The City of Ottawa will waive some patio fees to help restaurants reopen their outdoor spaces with more room between tables so customers can dine and drink while keeping their distance.

City wants restaurants ready to reopen when province gives the green light

Patios could be a way for struggling restaurants to have more customers, while still respecting physical distancing rules, say industry experts. (CBC)

The City of Ottawa will waive some patio fees to help restaurants reopen their outdoor spaces with more room between tables so customers can dine and drink while keeping their distance.

"We think it's a significant way that we with limited resources can help the restaurant industry," said Mayor Jim Watson, as council approved his motion unanimously Wednesday.

"I think we're going to lose some of our restaurants — some of the long-standing ones, even — because they've been out of business and out of revenue for literally 10 weeks now."

The city typically charges $14.15 per square metre per month from April to October, and $4.55 the other five months of the year.

As well, applications for new patios within 90 metres of residential properties will cost $340 instead of $567, and the city is working on speeding up public consultations.

It all hinges on the province allowing patios to reopen, Watson said.

WATCH: One vision of the 2020 patio season

ByWard Market restaurants looking ahead to patio season

2 years ago
Duration 0:40
Bob Firestone, owner of Blue Cactus Bar and Grill, spoke to CBC News about what he’s hoping patio season will look like in the ByWard Market with physical distancing rules in place.

Council also called on staff to deliver a plan at the June 3 transportation committee meeting for expanding patios on both private and public property.

That could involve taking over some parking spaces, said Steve Willis, the city's general manager of planning.

Kingston, Ont., is closing sections of four downtown streets to vehicles starting June 22, and allowing businesses to take over adjacent parking spaces for patios, lineups or other purposes.

Other cities, such as Edmonton and Windsor, have already decided to waive their patio fees.

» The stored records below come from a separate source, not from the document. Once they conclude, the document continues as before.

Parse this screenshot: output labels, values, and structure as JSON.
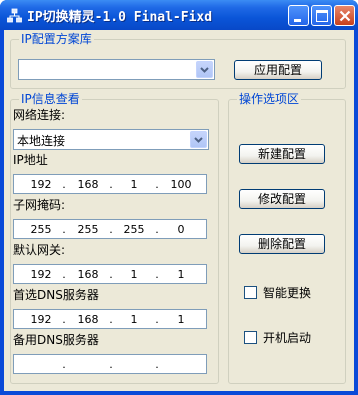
{
  "window": {
    "title": "IP切换精灵-1.0 Final-Fixd"
  },
  "scheme_group": {
    "title": "IP配置方案库",
    "combo_value": "",
    "apply_label": "应用配置"
  },
  "info_group": {
    "title": "IP信息查看",
    "network_label": "网络连接:",
    "network_value": "本地连接",
    "ip_label": "IP地址",
    "ip": [
      "192",
      "168",
      "1",
      "100"
    ],
    "mask_label": "子网掩码:",
    "mask": [
      "255",
      "255",
      "255",
      "0"
    ],
    "gateway_label": "默认网关:",
    "gateway": [
      "192",
      "168",
      "1",
      "1"
    ],
    "dns1_label": "首选DNS服务器",
    "dns1": [
      "192",
      "168",
      "1",
      "1"
    ],
    "dns2_label": "备用DNS服务器",
    "dns2": [
      "",
      "",
      "",
      ""
    ]
  },
  "ops_group": {
    "title": "操作选项区",
    "new_label": "新建配置",
    "modify_label": "修改配置",
    "delete_label": "删除配置",
    "smart_label": "智能更换",
    "smart_checked": false,
    "startup_label": "开机启动",
    "startup_checked": false
  },
  "dot": "."
}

The city says turning parts of these downtown streets into pedestrian spaces should last until autumn. (City of Kingston)

Last week at Queen's Park, Progressive Conservative MPP Gila Martow proposed exploring ways to allow restaurants to use parking lots and street spaces for seating.

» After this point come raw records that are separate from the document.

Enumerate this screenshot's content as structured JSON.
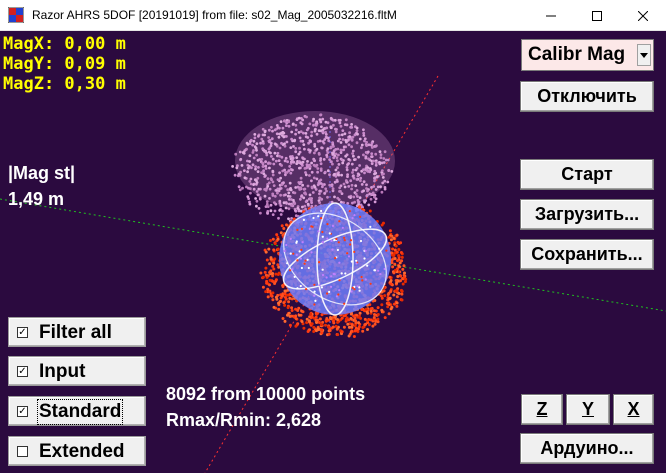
{
  "window": {
    "title": "Razor AHRS 5DOF [20191019]  from file:  s02_Mag_2005032216.fltM",
    "icon": "app-icon-ahrs",
    "controls": [
      "minimize-icon",
      "maximize-icon",
      "close-icon"
    ]
  },
  "readouts": {
    "magx": "MagX: 0,00 m",
    "magy": "MagY: 0,09 m",
    "magz": "MagZ: 0,30 m",
    "mag_st_label": "|Mag st|",
    "mag_st_value": "1,49 m",
    "points": "8092 from 10000 points",
    "ratio": "Rmax/Rmin: 2,628"
  },
  "controls": {
    "mode_combo": {
      "selected": "Calibr Mag"
    },
    "disconnect": "Отключить",
    "start": "Старт",
    "load": "Загрузить...",
    "save": "Сохранить...",
    "axis_z": "Z",
    "axis_y": "Y",
    "axis_x": "X",
    "arduino": "Ардуино..."
  },
  "filters": [
    {
      "label": "Filter all",
      "checked": true
    },
    {
      "label": "Input",
      "checked": true
    },
    {
      "label": "Standard",
      "checked": true
    },
    {
      "label": "Extended",
      "checked": false
    }
  ],
  "colors": {
    "background": "#2b0a3f",
    "readout_text": "#ffff00",
    "point_cloud_input": "#ff3a10",
    "point_cloud_upper": "#d69ad6",
    "fit_sphere": "#6f7fff",
    "axis_x": "#ff3030",
    "axis_y": "#20c020"
  }
}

Restaurant industry applauds decision 

"Operating at a reduced capacity [when] margins are so slim to begin with, [it's] going to be very difficult to make ends meet," said Sarah Chown, Ottawa chair for the Ontario Restaurant Hotel and Motel Association.

"So any extra room we can get is something we're definitely looking for."

Sarah Chown, who heads the Ottawa chapter of the Ontario Restaurant Hotel and Motel Association, says restaurants are already planning out their spacing for reopening. (CBC)

The City of Ottawa released some stark statistics Wednesday to illustrate the severity of the financial hit on local businesses during the pandemic.

Local eateries, hotels and entertainment venues shed 25,522 jobs by mid-April, Willis told councillors.

Statistics compiled for the city by consulting firm EY Canada also show the local retail sector had lost 27,000 jobs by mid-April.

"The downturn is going to hurt some of the lowest-income earners and those in precarious employment most," Willis said, noting there's been a dramatic jump in unemployment among women and youth during the pandemic.

The city is now planning a second "buy local" promotional campaign, while also developing ways to streamline permits and other city processes such as permits for the hardest-hit sectors.

Willis also said the city is trying to identify other ways to stimulate the economy, including coming up with projects so that when the province and federal governments announce infrastructure stimulus funding, tOttawa will be ready to apply.